Cheat sheet. Full atomic / composite / relational rules in [references/rule-syntax.md](references/rule-syntax.md).

| Type | Purpose | Example |
|------|---------|---------|
| `pattern` | Match code structure | `pattern: if ($COND) {}` |
| `kind` | Match AST node type | `kind: function_declaration` |
| `all` | Match ALL conditions | `all: [pattern: X, kind: Y]` |
| `any` | Match ANY condition | `any: [pattern: var $A, pattern: let $A]` |
| `not` | Exclude matches | `not: {pattern: safe_call()}` |
| `has` | Must have child | `has: {kind: return_statement}` |
| `inside` | Must be in ancestor | `inside: {kind: class_body}` |

## Deliverable Shape

Hand back the rule in this shape — not a bare YAML block. These are the five headers from `references/output-template.md`; read that file for the full template before finalizing.

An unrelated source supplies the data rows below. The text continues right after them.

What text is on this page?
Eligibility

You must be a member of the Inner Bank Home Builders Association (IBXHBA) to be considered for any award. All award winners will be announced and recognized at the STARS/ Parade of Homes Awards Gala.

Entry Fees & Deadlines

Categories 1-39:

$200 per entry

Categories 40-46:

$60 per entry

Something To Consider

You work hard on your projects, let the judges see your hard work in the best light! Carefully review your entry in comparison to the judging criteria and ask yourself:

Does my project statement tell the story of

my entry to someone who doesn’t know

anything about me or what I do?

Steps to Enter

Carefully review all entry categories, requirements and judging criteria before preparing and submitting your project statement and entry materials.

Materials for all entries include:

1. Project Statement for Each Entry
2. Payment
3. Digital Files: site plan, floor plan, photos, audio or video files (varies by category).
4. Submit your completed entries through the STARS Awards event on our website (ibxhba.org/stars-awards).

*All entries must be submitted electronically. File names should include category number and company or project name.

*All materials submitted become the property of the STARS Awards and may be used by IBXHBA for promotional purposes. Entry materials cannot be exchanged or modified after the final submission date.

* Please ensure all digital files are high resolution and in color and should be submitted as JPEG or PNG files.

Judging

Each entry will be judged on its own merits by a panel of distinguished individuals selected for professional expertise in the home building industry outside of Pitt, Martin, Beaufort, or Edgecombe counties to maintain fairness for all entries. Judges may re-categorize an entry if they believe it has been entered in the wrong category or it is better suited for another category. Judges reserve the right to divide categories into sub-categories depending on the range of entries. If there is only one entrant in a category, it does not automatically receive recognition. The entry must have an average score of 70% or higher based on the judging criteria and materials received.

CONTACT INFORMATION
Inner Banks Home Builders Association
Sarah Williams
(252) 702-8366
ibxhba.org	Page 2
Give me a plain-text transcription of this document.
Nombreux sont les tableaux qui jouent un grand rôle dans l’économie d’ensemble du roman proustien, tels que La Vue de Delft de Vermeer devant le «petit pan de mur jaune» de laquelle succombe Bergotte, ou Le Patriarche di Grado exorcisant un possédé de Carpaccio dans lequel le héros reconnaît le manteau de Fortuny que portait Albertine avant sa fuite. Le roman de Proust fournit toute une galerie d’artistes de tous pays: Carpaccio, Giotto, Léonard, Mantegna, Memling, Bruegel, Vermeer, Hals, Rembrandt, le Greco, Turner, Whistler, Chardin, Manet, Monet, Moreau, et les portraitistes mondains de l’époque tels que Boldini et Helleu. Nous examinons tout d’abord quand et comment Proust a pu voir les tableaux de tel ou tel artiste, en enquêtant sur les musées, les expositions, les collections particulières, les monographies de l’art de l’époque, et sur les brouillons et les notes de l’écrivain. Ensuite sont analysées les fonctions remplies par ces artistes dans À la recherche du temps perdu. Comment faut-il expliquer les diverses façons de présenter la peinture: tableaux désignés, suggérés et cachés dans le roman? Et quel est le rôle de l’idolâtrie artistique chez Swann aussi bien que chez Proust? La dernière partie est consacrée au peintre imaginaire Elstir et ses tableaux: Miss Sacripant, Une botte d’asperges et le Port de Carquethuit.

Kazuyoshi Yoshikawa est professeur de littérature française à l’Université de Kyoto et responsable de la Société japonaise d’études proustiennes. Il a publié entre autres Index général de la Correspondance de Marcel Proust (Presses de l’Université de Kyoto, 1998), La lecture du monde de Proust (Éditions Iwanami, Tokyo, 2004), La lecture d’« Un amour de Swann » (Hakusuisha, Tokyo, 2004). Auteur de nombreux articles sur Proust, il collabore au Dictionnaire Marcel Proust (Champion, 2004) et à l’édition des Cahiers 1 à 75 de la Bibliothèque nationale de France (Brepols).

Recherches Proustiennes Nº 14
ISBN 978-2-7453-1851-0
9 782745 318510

- **Goal** — what code pattern this finds or rewrites.
- **Rule** — the `.yml` (id, language, rule, message, severity).
- **Fix, if applicable** — the added `fix:` line.
- **Validation** — positive fixture (should match), negative fixture (should NOT match), the exact command run (`ast-grep scan --rule <file>` or `-r <file> src/`), and the result.
- **Notes** — false positives avoided (how), and known limits (cases intentionally not covered).

## Detailed References

**Complete syntax guide**: See [references/rule-syntax.md](references/rule-syntax.md)
- Atomic rules (pattern, kind, regex, nthChild, range)
- Composite rules (all, any, not, matches)
- Relational rules (has, inside, follows, precedes)
- Transform and fixConfig

**Language-specific patterns**: See [references/common-patterns.md](references/common-patterns.md)
- JavaScript/TypeScript examples
- Python examples
- Go and Rust examples

**Output template**: See [references/output-template.md](references/output-template.md) — the full, copy-pasteable version of the Deliverable Shape above (positive/negative fixtures, exact validation command, known-limits field).

## Supported Languages

Bash, C, Cpp, CSharp, Css, Elixir, Go, Haskell, Hcl, Html, Java, JavaScript, Json, Kotlin, Lua, Nix, Php, Python, Ruby, Rust, Scala, Solidity, Swift, Tsx, TypeScript, Yaml

## Use a Different Skill When

ast-grep is the right hammer only for structural, AST-level pattern matching plus mechanical rewrite across many files. Route elsewhere when:

- **Plain text or regex find-and-replace** with no syntax-tree shape (rename a string literal, swap a URL) — just do a normal edit / `sed`; an AST rule is overkill.
- **One-off edit in a single file** — edit it directly; a rule only pays off across many call sites.
- **Type-aware or semantic refactor** (driven by what a value's type is, not its syntax — e.g. eliminate `any`) — use `ts-type-safety-reviewer`. ast-grep matches syntax, not types.
- **Subjective code-quality review** ("is this clean / well-named / over-engineered", code smells) — use `clean-code-reviewer`; for a behavior-preserving cleanup pass use `code-simplifier`.
- **Pure formatting / whitespace / import order** — that is a formatter's job (Prettier, Biome, gofmt), not a structural rule.